Voici (fig. 44) des chapiteaux jumelés du tour du chœur de
Saint-Martin
des Champs, à Paris, dont la sculpture atteint à la hauteur d'un
art complet. Certes, on retrouve bien là des éléments byzantins, mais non
de cet art byzantin des monuments de Syrie. Cette sculpture rappellerait
plutôt celle des dyptiques et des reliures d'ivoire, l'orfévrerie byzantine.

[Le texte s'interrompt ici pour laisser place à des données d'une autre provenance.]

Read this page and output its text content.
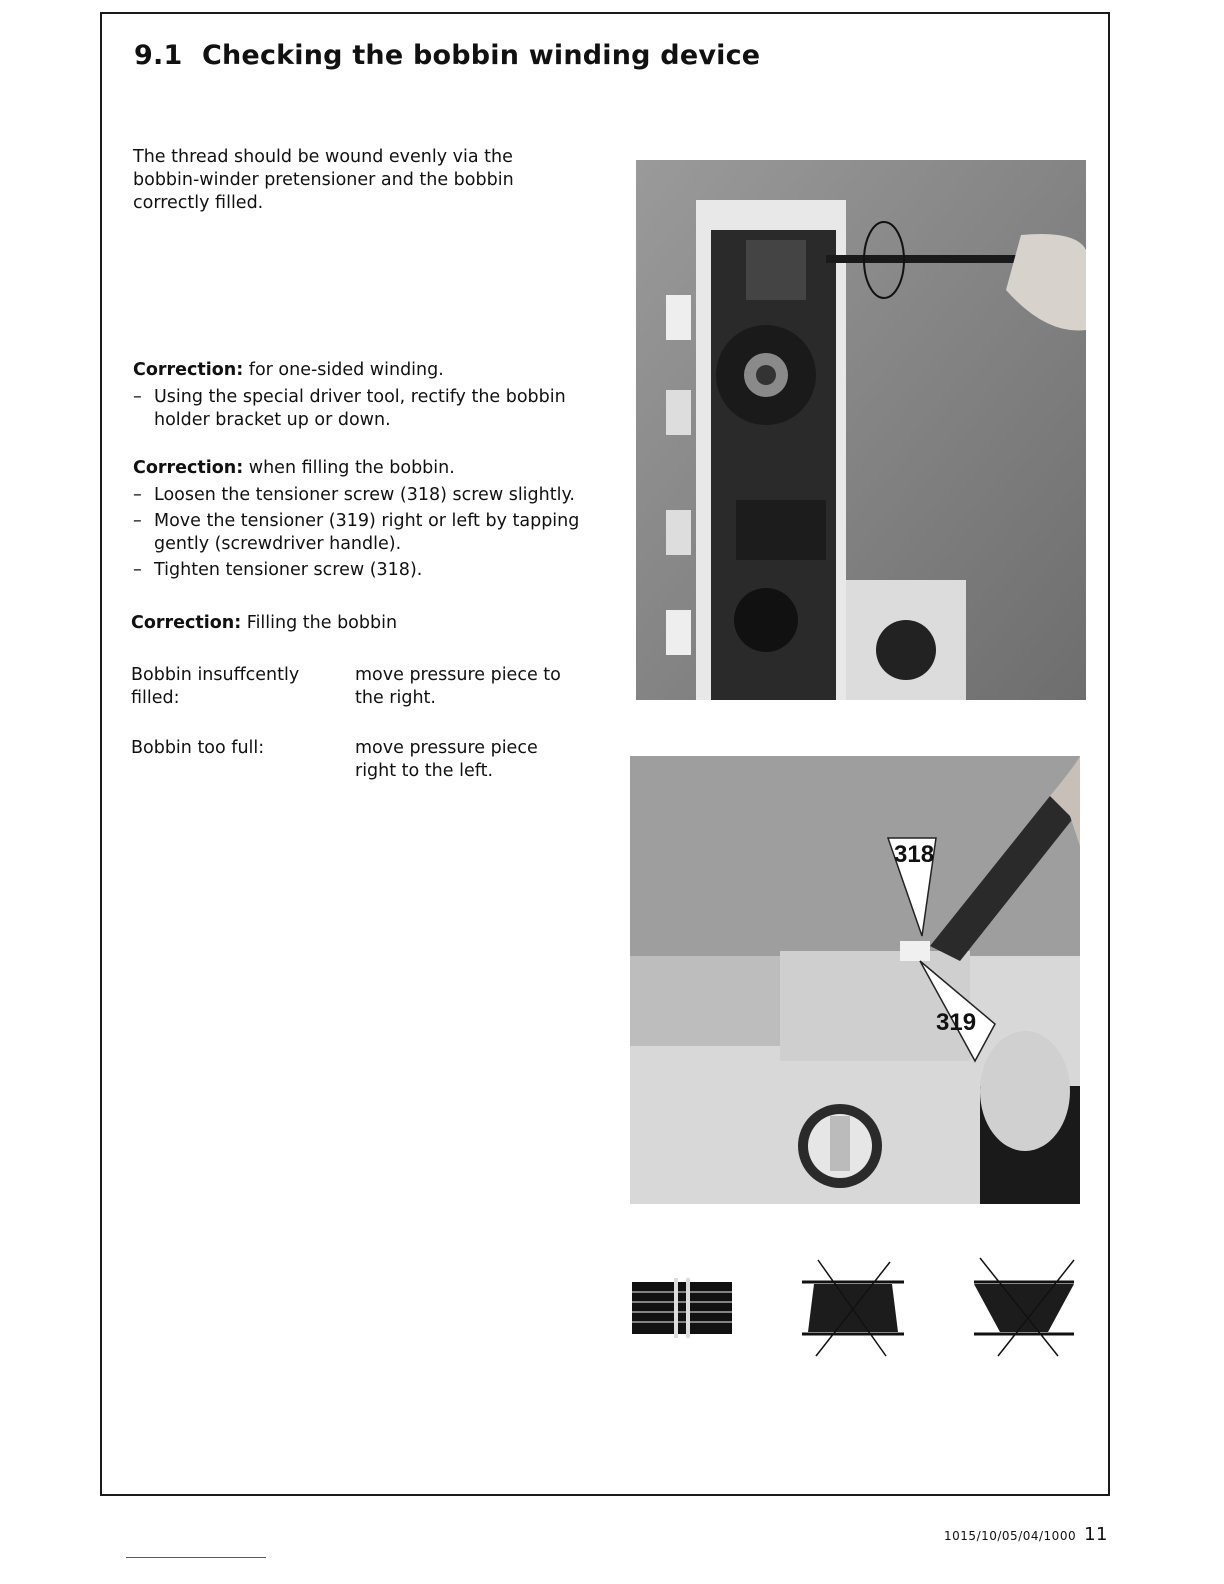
9.1 Checking the bobbin winding device
The thread should be wound evenly via the bobbin-winder pretensioner and the bobbin correctly filled.
Correction: for one-sided winding.
– Using the special driver tool, rectify the bobbin holder bracket up or down.
Correction: when filling the bobbin.
– Loosen the tensioner screw (318) screw slightly.
– Move the tensioner (319) right or left by tapping gently (screwdriver handle).
– Tighten tensioner screw (318).
Correction: Filling the bobbin
Bobbin insuffcently filled:
move pressure piece to the right.
Bobbin too full:	move pressure piece right to the left.
318
319
1015/10/05/04/1000 11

Le sentiment de la composition est grand, clair, contenu. Dans des
fragments déposés à l'église impériale de Saint-Denis, à Chartres, à l'église
de Saint-Loup (Marne), dans quelques édifices du Beauvoisis, on
retrouve ces mêmes qualités. Il n'est pas besoin de faire ressortir les différences
qui distinguent cet art des arts romans du Midi et du Centre;
ces derniers, quelle que soit la beauté de certains exemples, restent à
l'état de tentatives, ne parviennent pas à se développer complétement.
 
L'unité manque dans l'École toulousaine, dans celle de l'Auvergne et
du Quercy. Elle se retrouve davantage dans l'École poitevine, mais
quelle lourdeur, quelle monotonie et quelle confusion, en
comparaison
de ces compositions déjà claires et bien écrites du roman de
l'Île-de-France
vers 1135!
 
Veut-on un exemple, examinons ces fûts de colonnettes qui, au portail
occidental de Notre-Dame de Chartres, séparent les statues. Ces fûts sont
couverts de sculptures dans toute leur longueur, et datent de 1135 environ
(fig. 45). Si la composition de ces entrelacs est charmante, bien
entendue,
sans confusion, à l'échelle de tout ce qui se trouve à l'entour,
l'exécution en est parfaite. Les petits personnages qui grimpent dans les
rinceaux sont dans le mouvement, largement traités, s'arrangent avec
l'ornementation de manière à ne pas détruite l'unité de l'effet général.
 
Où les sculpteurs français avaient-ils pris ces exemples? Partout et
nulle part... Partout, puisque depuis l'époque romaine on avait souvent
sculpté des fûts de colonnes, notamment dans les Gaules, puisque dans
les provinces de l'Est, avant cette époque, des fûts de colonnes étaient
décorés. Nulle part, parce que dans cette sculpture de fûts antiques ou
du moyen âge on ne retrouve ce principe neuf, d'un réseau ronde-bosse,
enveloppant la colonne comme le ferait une branche tordue à l'entour.
 
Des ustensiles rapportés d'Orient, des manches d'ivoire, de bois,
pouvaient
avoir donné au sculpteur chartrain l'idée de cette gracieuse
décoration;
mais le style de l'ornementation et l'exécution lui appartiennent.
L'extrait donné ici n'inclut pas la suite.